UPDATE:
Only two more blood thinner injections and I can stop feeling like a pincushion. For those who haven't been following along, the injections were prescribed by my GP as a prophylaxis against a possible blood clot. A necessary measure but an unpleasant one. I'll be relieved after tomorrow morning.
My mouth remains pretty sore, with dissolvable sutures still in place on both the top and bottom. I messaged the surgeon about the pain and since I show no signs of an infection, they claim this is normal and there's nothing to worry about. My chin is still somewhat swollen but not very sore, and the numbness is almost gone. I suspect I'll have near-zero numbness after about another week to 10 days.
I'm looking forward to the follow-up with the surgeon this week. I'm hoping they put me on the schedule for phase II of FFS (rhinoplasty, lip lift, fat injections, some skin tightening). I really want to see more of what they're started. I'm used to my face now and while I'll agree that I look more feminine, I still have a ways to go.
I'm also excited to get back to weekly electrolysis visits. I have SO MANY hairs on my face, with the remaining dark ones almost exclusively on my chin (the rest are grays). I suspect it will be at least 2 years before my face is cleared of hairs.
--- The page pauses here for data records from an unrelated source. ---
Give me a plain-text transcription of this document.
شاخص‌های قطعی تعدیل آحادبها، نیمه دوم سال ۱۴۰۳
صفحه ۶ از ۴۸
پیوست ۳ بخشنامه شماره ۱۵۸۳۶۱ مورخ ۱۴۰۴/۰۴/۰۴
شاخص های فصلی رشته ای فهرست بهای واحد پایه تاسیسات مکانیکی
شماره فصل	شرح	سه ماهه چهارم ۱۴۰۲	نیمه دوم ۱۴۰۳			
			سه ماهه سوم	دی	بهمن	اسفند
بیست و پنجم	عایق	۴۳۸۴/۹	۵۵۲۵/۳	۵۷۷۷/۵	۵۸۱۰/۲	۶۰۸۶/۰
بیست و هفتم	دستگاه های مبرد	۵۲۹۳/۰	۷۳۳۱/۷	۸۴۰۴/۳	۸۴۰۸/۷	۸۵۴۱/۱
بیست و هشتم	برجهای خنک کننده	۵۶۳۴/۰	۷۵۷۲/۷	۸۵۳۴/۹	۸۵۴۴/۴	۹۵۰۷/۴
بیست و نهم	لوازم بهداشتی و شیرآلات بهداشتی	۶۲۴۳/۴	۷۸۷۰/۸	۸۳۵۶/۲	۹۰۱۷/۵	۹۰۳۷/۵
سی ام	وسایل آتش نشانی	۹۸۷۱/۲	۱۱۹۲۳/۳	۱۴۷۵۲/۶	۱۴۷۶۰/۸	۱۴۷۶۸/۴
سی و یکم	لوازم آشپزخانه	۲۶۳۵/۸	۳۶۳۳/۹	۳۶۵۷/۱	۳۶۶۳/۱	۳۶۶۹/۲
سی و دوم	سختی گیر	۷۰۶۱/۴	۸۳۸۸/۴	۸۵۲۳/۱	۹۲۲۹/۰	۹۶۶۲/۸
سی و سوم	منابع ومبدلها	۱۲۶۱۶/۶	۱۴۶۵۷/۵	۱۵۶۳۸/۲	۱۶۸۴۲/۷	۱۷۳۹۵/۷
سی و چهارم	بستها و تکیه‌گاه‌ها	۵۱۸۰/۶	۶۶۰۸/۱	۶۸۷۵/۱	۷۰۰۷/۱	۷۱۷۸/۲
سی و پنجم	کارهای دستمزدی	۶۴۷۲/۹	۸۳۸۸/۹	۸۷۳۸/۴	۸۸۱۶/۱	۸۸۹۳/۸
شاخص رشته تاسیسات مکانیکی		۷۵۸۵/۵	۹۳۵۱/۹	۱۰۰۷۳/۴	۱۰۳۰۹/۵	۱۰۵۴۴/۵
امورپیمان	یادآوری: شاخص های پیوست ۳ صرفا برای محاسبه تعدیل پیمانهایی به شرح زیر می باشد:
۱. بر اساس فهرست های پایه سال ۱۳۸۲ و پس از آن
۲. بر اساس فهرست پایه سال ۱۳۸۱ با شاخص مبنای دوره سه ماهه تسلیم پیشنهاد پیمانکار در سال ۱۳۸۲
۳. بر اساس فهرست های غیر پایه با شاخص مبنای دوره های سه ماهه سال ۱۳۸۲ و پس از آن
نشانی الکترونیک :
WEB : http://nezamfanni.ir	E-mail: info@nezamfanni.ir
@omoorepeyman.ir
Sigh.
Last night was my weekly estradiol injection. I woke up crying, having had a dream about heartbreak or loneliness or something. I continued to cry for a few minutes, then fell back to sleep. This has happened before, always overnight following my injection.
Today's weather was hot. I went fishing with a 24 year old guy from my neighborhood. I wanted to come out to him but decided not to. We've been fishing a few times and we get along, but I don't want it to get "weird." He's a reasonable person (hates trump) but he was in the military and I really don't know how he feels about trans people. And there's so much rhetoric these days about us; it's hard to guess how people might react. But the hot weather is making things difficult, and my breasts have become so hard to hide.
I guess I need to get all of this facial hair removed and I need this next surgery and maybe this will be easier. Being trans is so hard sometimes.